The interim CFO says that finance chiefs are almost always well meaning when they filter information to the CEO. Yet they can be "bound and determined" to sway from their controller's recommendations for accounting treatment if they are fogged by larger business interests. "The CFO should be man — or woman — enough to allow the controller access to the top," declares Noga, adding that the corporate control function should have a seat at the management table.

Noga admits that the unconventional reporting structure was not his idea. He credits Sunil Dovedy, president of Adizes Institute in Santa Barbara, with the revelation. As Dovedy explains it, the reason for the separation between the controller and CFO is a good one: it creates an independent point of view and a healthy conflict.

You're a Superstar, That's What You Are
In some ways, an independent controller would actually be a return to the way things used to be. Bala Dharan, an accounting professor at Rice University's Jesse H. Jones School of Management, says that 25 years ago, controllers were considered top management. It's really only been since the mid 1980s, Dharan says, that the controller lost sway, turning into a CFO report. Today, the professor claims, finance chiefs regard the controllership as another corporate function, like information technology or human resources.

In his opinion, the controllers will never be completely independent providers of information as long as they report to CFOs. But he doesn't think finance chiefs will voluntarily agree to a change in reporting lines. Why? Mostly, because controllers have evolved into the keepers of all things financial — and CFOs rely on that information.
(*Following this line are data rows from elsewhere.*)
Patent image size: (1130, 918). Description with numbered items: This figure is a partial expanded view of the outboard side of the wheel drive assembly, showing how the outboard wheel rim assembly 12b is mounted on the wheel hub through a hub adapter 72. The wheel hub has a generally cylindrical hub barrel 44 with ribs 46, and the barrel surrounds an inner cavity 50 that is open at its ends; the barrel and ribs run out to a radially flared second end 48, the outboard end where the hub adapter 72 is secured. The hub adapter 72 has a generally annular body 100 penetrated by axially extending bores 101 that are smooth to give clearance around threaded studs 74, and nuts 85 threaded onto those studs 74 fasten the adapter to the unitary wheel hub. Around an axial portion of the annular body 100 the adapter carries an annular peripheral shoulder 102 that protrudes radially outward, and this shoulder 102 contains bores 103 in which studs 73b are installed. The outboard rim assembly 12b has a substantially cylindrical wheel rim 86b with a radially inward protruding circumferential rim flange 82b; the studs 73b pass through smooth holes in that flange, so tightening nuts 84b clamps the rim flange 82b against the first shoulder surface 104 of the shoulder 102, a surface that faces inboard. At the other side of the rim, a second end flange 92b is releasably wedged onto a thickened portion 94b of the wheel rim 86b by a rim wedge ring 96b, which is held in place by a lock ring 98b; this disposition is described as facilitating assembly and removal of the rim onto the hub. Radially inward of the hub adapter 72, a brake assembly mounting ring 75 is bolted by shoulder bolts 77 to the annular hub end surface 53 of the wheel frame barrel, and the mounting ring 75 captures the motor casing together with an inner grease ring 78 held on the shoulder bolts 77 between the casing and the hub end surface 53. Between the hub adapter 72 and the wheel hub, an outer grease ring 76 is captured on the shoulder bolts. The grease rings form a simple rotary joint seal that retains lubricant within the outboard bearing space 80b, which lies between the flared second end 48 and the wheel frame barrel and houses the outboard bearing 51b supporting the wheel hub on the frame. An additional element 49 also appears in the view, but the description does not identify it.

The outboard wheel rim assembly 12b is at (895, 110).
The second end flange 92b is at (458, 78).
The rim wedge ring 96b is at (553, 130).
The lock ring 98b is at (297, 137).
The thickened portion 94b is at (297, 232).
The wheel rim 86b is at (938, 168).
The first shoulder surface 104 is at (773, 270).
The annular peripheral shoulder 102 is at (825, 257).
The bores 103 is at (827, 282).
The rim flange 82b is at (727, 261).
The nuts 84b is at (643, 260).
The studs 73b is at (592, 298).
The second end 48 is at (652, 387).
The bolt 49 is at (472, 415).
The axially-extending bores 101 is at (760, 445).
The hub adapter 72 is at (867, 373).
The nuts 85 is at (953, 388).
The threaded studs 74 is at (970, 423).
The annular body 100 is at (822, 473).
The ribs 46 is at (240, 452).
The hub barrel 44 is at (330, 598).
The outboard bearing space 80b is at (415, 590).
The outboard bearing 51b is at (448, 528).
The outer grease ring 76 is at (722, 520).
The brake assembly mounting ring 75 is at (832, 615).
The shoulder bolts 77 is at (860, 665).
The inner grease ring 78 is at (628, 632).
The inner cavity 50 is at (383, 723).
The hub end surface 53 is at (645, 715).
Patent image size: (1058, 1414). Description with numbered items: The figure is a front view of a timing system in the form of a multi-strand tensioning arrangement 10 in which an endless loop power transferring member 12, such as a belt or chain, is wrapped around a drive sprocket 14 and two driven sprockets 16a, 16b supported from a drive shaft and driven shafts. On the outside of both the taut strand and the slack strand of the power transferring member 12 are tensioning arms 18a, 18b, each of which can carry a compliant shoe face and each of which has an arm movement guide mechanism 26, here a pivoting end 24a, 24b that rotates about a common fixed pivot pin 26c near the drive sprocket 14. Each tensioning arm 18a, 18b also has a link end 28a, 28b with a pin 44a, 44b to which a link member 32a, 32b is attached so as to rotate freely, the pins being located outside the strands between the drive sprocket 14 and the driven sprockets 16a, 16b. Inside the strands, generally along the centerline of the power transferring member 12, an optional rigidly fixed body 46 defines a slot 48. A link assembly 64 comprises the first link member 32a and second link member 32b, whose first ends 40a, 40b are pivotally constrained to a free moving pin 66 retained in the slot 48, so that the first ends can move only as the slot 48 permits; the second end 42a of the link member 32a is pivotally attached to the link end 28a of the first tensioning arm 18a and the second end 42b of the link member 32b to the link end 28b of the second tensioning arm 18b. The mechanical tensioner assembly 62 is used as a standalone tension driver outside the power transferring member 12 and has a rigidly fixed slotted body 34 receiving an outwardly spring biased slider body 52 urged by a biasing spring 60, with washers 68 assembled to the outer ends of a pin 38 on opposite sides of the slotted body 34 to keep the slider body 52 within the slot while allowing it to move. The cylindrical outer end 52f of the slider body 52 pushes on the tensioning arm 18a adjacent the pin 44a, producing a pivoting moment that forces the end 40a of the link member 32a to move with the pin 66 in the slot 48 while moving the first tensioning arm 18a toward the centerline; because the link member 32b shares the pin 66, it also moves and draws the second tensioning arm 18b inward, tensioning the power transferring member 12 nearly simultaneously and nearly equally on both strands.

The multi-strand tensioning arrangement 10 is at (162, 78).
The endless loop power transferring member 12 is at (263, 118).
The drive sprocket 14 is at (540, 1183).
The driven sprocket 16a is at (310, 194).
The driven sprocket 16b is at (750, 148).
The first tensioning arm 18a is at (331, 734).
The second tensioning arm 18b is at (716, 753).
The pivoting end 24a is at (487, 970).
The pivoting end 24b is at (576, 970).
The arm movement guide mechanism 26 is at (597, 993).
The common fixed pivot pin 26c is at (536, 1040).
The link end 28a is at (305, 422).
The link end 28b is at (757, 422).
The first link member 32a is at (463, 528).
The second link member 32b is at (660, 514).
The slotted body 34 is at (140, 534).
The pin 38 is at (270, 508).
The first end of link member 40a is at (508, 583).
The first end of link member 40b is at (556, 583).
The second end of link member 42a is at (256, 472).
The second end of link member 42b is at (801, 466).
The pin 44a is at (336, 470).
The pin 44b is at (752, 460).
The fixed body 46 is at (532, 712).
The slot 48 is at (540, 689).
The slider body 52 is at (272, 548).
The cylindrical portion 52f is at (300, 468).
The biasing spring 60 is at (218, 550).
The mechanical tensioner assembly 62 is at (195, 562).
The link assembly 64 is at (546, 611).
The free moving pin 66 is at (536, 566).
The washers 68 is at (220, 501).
Whatever the reporting structure, "superstar controllers are always in demand," says John Holland, vice president at A.T. Kearney Executive Search. Interestingly, Holland says top candidates that interview for corporate controller jobs are now performing more due diligence before accepting offers. They want to know, for example, what type of resources they can expect at their new job. They also want to meet with a company's audit team, audit committee, and talk to the corporate lawyers. Why meet the lawyers? To find out more about outstanding litigation or pending court decisions that may impact the controller's function. Attorneys can also talk about potential liabilities associated with the company's subcertification process related to Sarbox Sec. 403.